Tyas yang duduk di samping Kaesang, segera berdiri dan pindah duduk di samping Bundanya. Ia memeluk erat sang bunda.
"Ternyata anak bunda udah dewasa, akan jadi seorang ibu," ucap Bunda Tyas, masih memeluk Tyas erat. Usapan lembut di kepala Tyas seakan mengembalikannya pada masa kecil.
Tyas melepas pelukannya, menatap wajah Bundanya yang berlinang air mata. Dengan lembut, ia menghapusnya. "Bunda jangan nangis dong, nanti Tyas ikutan nangis," katanya, suaranya terdengar manja, seperti saat ia masih kecil. Bunda Tyas tersenyum, rasa haru dan sayang bercampur aduk, lalu kembali memeluk Tyas dengan erat.
"Mau gimanapun kamu, mau kamu udah punya anak sekalipun kamu tetaplah putri kecil Bunda. Kamu tetaplah anak Bunda yang polos dan lugu, yang nggak ngerti apa-apa. Yang selalu ketakutan setiap kali mati lampu dan Bunda tinggal sendirian di rumah.
Kamu tetaplah anak Bunda yang cengeng, yang sok kuat tapi sebenarnya penakut.
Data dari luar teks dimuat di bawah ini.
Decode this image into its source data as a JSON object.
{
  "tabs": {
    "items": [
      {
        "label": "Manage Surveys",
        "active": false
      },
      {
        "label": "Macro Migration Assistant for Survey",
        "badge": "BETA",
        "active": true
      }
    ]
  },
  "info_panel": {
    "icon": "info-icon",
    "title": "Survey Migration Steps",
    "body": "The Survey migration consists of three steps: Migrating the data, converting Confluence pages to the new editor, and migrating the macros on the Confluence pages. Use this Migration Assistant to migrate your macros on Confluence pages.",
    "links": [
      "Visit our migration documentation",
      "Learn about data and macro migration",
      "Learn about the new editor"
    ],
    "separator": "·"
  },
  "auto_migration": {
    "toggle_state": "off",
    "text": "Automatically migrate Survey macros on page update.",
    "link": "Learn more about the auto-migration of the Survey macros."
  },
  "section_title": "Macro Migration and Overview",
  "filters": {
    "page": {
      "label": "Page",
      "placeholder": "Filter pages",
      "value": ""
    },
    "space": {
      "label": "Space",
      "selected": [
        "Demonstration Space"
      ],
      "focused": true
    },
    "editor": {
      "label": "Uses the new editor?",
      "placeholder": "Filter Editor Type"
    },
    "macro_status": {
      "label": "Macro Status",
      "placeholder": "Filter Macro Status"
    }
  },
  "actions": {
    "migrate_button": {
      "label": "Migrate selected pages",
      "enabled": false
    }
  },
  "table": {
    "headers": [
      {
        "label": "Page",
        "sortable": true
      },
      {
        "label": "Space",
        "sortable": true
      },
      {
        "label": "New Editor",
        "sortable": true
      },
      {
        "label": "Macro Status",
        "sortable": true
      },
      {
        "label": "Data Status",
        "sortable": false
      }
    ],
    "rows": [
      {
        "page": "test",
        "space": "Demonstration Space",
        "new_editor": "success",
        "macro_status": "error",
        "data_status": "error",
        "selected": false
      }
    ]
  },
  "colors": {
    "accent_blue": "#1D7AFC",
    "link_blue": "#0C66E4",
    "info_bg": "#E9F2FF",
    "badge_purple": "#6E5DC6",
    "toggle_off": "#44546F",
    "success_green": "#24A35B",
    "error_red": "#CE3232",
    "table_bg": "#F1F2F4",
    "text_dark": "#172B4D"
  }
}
Kamu tetaplah anak Bunda yang baik dan ramah, yang cantik dan imut. Kamu bidadari kecil bunda Sayang, bunda sayang banget sama kamu, kamu segalanya buat bunda,"
Kata-kata Bunda Tyas begitu menyentuh, hingga buliran air mata membasahi pipi Tyas dan Kaesang. Hati mereka bergetar haru, dipenuhi kebahagiaan yang tak terkira. Tyas melepas pelukan, menatap lekat-lekat wanita yang telah memberinya kehidupan. Air mata bahagia membanjiri wajah mereka.
"Bunda juga segalanya buat aku, aku sayang banget sama Bunda," balas Tyas dengan senyum lebar, lalu kembali memeluk erat ibunya.
"Ini adalah pemandangan terindah yang pernah aku saksikan seumur hidupku, selain pernikahanku sama Tyas. Kebahagiaan ini terlihat sederhana, tapi sebenarnya sangat langka dan mahal. Nggak semua orang bisa merasakan ini dalam hidupnya, termasuk aku. Aku emang nggak pernah mendengar kata-kata itu keluar dari mulut mama dan papa.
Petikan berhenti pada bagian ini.